Here is a simple and very general way to look at it, using the levels of consciousness outlined in the aqal model:

First tier documentaries

Nature documentaries can be seen as inherently orange or beyond. They draw on information, views, models, findings from orange level - or beyond - science.

At the same time, nature documentaries are often presented with lots of red or below mixed in, with a dramatic and sometimes exclusive emphasis on nature red in tooth and claw, dramatic struggles, everyone for themselves, and so on. (Even some of the BBC documentaries do this... which makes it look a little silly, as if twelve year old boys were the only audience for these programs.)

What we don't see as much yet are documentaries that take a green and beyond view: looking at cooperation, partnerships and symbiosis, at whole systems dynamics, at ecosystems and ecoregions as fluid wholes of matter, energy and patterns, of which individuals are just temporary forms, aspects and expressions.

Of course, if we look at nonhuman species, we will see a lot of the early levels (in particular infrared) as that's where they are at, so it certainly needs to be included. But it can still be presented within orange, green and second tier frameworks. A few documentaries already do this, and it may be more common in the near future.

I wonder what a blue take on nature documentaries would look? If religious fundamentalist, it would of course conform to whatever story told within their tradition.

Second tier documentaries

A second tier take on nature documentaries seems far more interesting, probably even for many first tier folks. Second tier takes on nature have the potential to easily be rich, fluid, engaging and thoroughly entertaining.

It would include a wide range of perspectives and levels, fluidly shifting among them and weaving them together into a more integral view.

It could use current science and an integral model (for instance aqal) as the overall framework.

And then include any or all of these...

Nature red in tooth and claw. The struggle for survival. The birth, survival, procreation and death of individuals.

Views on nature from various cultures and religious traditions. How do we humans relate to and view nature, filtered through a wide range of cultures and traditions?

How has scientific methodology and views shifted over time?

Cooperation, partnership and symbiosis in nature. An emphasis on communities within and among species, rather than individuals.

The views from ecopsychology and evolutionary psychology. How can an evolutionary perspective help us understand how humans function today? What role does nature play in our sense of belonging, quality of life and health?

Where is evolution going? What can we tell from past patterns? Where are current evolutionary nudges taking us as a planet and species?

A systems and holarchical view, looking at individuals, ecosystems, the Earth, the Universe as wholes within wholes. Each as temporary expressions of their subsystems and larger systems.

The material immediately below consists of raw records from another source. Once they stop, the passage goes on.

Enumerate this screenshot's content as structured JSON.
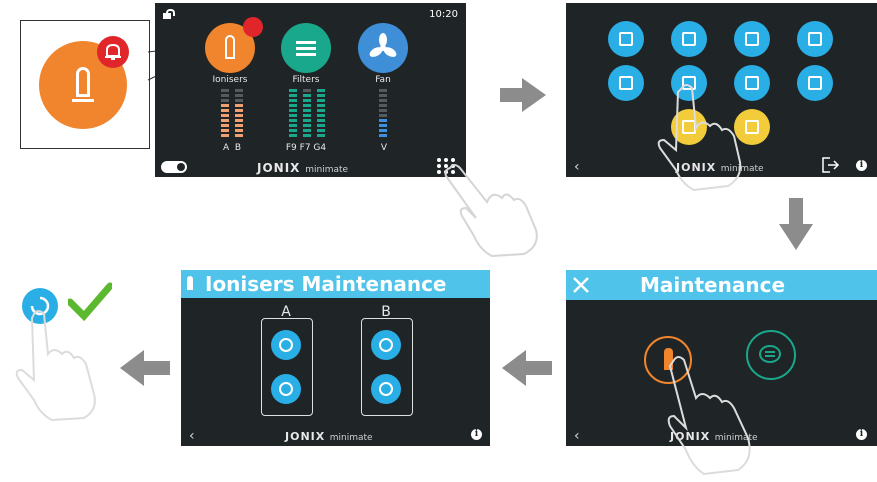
{
  "zoom_callout": {
    "icon": "ioniser-icon",
    "badge": "bell-icon"
  },
  "screen1": {
    "time": "10:20",
    "tiles": [
      {
        "label": "Ionisers",
        "color": "#f0852d"
      },
      {
        "label": "Filters",
        "color": "#19a88c"
      },
      {
        "label": "Fan",
        "color": "#3f8fd8"
      }
    ],
    "ionisers_bars": [
      "A",
      "B"
    ],
    "filters_bars": "F9 F7 G4",
    "fan_bars": "V",
    "brand": "JONIX",
    "brand_sub": "minimate"
  },
  "screen2": {
    "icons": [
      "calendar-icon",
      "display-icon",
      "screen-icon",
      "lock-icon",
      "clock-icon",
      "maintenance-icon",
      "file-icon",
      "settings-icon",
      "photo-icon",
      "video-icon"
    ],
    "brand": "JONIX",
    "brand_sub": "minimate"
  },
  "screen3": {
    "title": "Maintenance",
    "brand": "JONIX",
    "brand_sub": "minimate"
  },
  "screen4": {
    "title": "Ionisers Maintenance",
    "columns": [
      "A",
      "B"
    ],
    "brand": "JONIX",
    "brand_sub": "minimate"
  },
  "colors": {
    "accent": "#4fc3ea",
    "orange": "#f0852d",
    "green": "#19a88c",
    "check": "#5cb82e",
    "arrow": "#8c8c8c"
  }
}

And if they were really brave: all of this as Ground or Spirit, as the many manifestations of Ground, as the evolution of form within and as Ground. As the form aspect of God evolving over time into more and more complex forms and expressions of consciousness. This is all emptiness dancing, and dancing in a way that appears to itself as evolution.

This is an approach that would offer something to just about anyone, and it would also offer something to each of these levels and areas in each of us.